Saat dia bermain bulutangkis dengan istrinya, permainan yang penuh dengan kemanjaan, aku buang muka jauh-jauh. Biarlah dia bermain bulutangkis cinta bersama pasangan halalnya. Aku sudah tidak sanggup lagi melihatnya. Sejatinya, dia memang milik istrinya secara sah. Secara hukum agama dan hukum negara. Sementara aku? Aku bagaikan sampah saja baginya, sebagaimana dia bagaikan sampah juga bagiku.
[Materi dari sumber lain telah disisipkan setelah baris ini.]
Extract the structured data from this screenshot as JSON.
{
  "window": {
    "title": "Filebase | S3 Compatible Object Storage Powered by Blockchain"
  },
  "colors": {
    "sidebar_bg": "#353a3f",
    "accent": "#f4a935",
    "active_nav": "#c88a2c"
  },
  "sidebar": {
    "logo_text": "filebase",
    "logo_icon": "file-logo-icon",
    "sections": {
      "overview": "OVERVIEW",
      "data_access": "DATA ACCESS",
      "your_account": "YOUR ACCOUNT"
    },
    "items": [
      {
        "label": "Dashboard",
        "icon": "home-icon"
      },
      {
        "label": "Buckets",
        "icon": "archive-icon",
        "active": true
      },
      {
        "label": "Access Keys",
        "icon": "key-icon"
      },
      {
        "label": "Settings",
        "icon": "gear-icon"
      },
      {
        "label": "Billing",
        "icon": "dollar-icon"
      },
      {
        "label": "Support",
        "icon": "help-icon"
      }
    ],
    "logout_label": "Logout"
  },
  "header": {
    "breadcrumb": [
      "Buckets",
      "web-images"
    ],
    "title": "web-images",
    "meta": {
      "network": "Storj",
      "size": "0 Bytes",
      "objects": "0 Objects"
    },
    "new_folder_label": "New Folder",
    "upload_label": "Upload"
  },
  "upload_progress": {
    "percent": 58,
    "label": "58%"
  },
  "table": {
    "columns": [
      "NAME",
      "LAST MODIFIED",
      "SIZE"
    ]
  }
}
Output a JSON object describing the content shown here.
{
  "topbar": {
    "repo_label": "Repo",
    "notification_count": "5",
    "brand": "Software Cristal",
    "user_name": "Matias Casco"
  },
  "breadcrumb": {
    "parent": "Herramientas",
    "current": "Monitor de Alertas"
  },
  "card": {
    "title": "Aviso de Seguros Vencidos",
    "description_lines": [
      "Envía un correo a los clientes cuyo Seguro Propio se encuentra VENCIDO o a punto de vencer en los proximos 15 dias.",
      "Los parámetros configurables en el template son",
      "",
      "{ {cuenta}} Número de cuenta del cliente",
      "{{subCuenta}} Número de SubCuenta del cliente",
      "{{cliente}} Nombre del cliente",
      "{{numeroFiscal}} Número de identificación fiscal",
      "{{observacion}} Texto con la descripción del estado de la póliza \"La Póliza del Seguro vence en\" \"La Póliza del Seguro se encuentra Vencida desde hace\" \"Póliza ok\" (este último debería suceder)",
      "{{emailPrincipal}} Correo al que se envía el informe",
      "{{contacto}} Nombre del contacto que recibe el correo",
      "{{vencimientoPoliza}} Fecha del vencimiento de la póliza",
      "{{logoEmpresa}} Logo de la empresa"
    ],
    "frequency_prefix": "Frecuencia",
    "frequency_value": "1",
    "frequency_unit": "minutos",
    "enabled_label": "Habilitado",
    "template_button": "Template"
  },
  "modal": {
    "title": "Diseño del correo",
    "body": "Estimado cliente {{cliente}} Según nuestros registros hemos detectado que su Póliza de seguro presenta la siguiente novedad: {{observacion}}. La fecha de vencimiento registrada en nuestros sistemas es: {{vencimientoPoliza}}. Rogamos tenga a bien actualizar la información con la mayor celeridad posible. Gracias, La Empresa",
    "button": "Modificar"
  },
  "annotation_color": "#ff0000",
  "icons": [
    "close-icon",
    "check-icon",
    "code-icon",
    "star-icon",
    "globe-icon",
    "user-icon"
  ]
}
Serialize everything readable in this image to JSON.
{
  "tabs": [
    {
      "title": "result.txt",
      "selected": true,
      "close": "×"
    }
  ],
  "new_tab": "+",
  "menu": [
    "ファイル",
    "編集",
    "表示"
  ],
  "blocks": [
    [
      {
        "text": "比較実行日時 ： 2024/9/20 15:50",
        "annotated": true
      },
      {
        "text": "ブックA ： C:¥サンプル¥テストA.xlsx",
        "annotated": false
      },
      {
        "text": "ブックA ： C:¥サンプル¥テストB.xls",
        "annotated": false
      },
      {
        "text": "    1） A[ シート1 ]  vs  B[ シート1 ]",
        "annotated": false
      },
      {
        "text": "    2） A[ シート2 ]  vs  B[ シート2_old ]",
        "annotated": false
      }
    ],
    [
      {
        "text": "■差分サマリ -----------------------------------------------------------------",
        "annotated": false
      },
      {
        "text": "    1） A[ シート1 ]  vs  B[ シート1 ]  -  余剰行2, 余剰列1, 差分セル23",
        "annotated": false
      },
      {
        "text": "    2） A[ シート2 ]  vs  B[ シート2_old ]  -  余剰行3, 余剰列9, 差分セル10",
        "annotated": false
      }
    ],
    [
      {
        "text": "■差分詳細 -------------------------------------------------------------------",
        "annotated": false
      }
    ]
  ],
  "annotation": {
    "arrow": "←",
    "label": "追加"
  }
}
Seringnya dia bermain bulutangkis dengan istrinya di lapangan tempat asramaku, sebenarnya aku ingin mengusirnya. Jangan main lagi di sini! Lebih tepatnya, jangan permainkan lagi hatiku! Uang yang pernah dikasihnya sudah jadi kotoran semua. Begitu pula namanya, sosok dirinya, bagai kotoran yang betul-betul kotor di hatiku!
Ah, kapankah jodoh yang sebenarnya datang ya Allah…? Mengapa lama sekali? Sementara teman-temanku yang usianya di bawahku, mereka telah dimiliki oleh pujaan hatinya. Sedangkan aku masih saja menjomblo dan menjomblo. Aku menangis tanpa air mata. Aku meringis di akhir cerita.
Dapat istilah baru, bulutangkis cinta dan UUD. Mantap cerita fiksinya. Bisa aja pak Rizky.
Nulisnya mepet menjelang tengah malam Bu. Khawatir lewat batas, nanti nggak masuk list, hehe..
Semoga jodohnya segera datang. Orang baik dengan orang baik. Karena itu, perbaiki diri dulu agar jodoh yang datang baik pula. Biarkan bulutangkis dimainkan orang lain di halaman asrama. Jika ingin main bulutangkis juga, silakan di tempat yang lain.